MikeSharp01 Posted 6 hours ago Posted 6 hours ago On 15/11/2025 at 14:18, Russell griffiths said: ll works from an app on the I pad and switched from the wall so the last setting is remembered. the LGBGT multi colour ones are ridiculously expensive compared to them. What does the LGBGT stand for here cos I am blowed if I can track its meaning down.
Nickfromwales Posted 4 hours ago Posted 4 hours ago 1 hour ago, MikeSharp01 said: What does the LGBGT stand for here cos I am blowed if I can track its meaning down. All the colours of the 🌈 basically @Russell griffiths has a little black dress.
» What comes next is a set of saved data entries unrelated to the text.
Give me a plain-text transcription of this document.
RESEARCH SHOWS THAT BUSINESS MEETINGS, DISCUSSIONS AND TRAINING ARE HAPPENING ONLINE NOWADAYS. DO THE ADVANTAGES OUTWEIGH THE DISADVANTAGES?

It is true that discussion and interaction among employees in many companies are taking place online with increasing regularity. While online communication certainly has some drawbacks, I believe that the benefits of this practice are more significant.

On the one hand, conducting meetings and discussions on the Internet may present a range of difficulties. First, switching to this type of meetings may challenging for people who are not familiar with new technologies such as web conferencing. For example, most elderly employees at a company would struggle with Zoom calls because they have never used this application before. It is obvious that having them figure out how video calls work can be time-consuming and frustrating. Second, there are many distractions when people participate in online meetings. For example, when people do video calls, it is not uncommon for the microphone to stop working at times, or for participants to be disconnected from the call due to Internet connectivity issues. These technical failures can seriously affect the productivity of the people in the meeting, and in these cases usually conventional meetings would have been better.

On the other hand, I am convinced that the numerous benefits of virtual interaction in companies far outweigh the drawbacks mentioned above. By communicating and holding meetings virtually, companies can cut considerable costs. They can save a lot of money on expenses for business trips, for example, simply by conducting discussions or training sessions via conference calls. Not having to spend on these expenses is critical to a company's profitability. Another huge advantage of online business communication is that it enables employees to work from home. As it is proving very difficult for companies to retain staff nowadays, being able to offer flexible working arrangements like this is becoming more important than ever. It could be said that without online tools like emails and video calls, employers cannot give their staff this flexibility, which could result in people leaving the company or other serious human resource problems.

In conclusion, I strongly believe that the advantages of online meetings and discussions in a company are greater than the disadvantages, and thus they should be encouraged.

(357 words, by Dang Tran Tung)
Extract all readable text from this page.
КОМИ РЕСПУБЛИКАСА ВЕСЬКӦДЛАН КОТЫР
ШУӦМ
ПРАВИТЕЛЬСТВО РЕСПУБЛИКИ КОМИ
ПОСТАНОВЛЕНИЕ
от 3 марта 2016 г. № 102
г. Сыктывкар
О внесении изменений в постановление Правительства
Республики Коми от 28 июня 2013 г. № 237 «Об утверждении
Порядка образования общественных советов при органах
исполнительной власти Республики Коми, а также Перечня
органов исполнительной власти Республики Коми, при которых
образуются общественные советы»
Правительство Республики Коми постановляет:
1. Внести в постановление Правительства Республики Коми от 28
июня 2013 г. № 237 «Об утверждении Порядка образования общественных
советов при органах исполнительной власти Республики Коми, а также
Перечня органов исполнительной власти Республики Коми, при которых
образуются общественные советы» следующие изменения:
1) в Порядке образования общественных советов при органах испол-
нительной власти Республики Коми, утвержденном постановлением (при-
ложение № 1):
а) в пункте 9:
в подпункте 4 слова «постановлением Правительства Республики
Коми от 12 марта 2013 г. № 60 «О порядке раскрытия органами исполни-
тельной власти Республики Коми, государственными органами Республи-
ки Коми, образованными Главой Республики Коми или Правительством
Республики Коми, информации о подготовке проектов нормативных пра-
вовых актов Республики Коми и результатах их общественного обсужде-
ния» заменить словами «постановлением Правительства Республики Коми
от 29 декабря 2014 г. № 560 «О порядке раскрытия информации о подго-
Tetrarch Posted 3 hours ago Posted 3 hours ago I've got CCT's everywhere downstairs I have way too much lighting anyway. I have 17 RGB downlights that are actually not on very often but are great for a party I have CCT LED's in three skylights and under the kitchen cupboards all wired to the same wireless switch so that they all work together. We use the different colours frequently, sometime to soften the light for the evening and sometimes just aid close work over the island We also have three pendant ring lights that have CCT functionality - again these are really good for mood setting of an evening Regards Tet
Stevieb12345 Posted 1 hour ago Posted 1 hour ago 22 hours ago, -rick- said: Good to be reminded of this (pretty sure I was previously aware but had forgotten). How do you find it? @Alan Ambrose Curious what your plans/thoughts are? I’ve been using it for years and it works great for me. It has so many settings to get it just how you like it.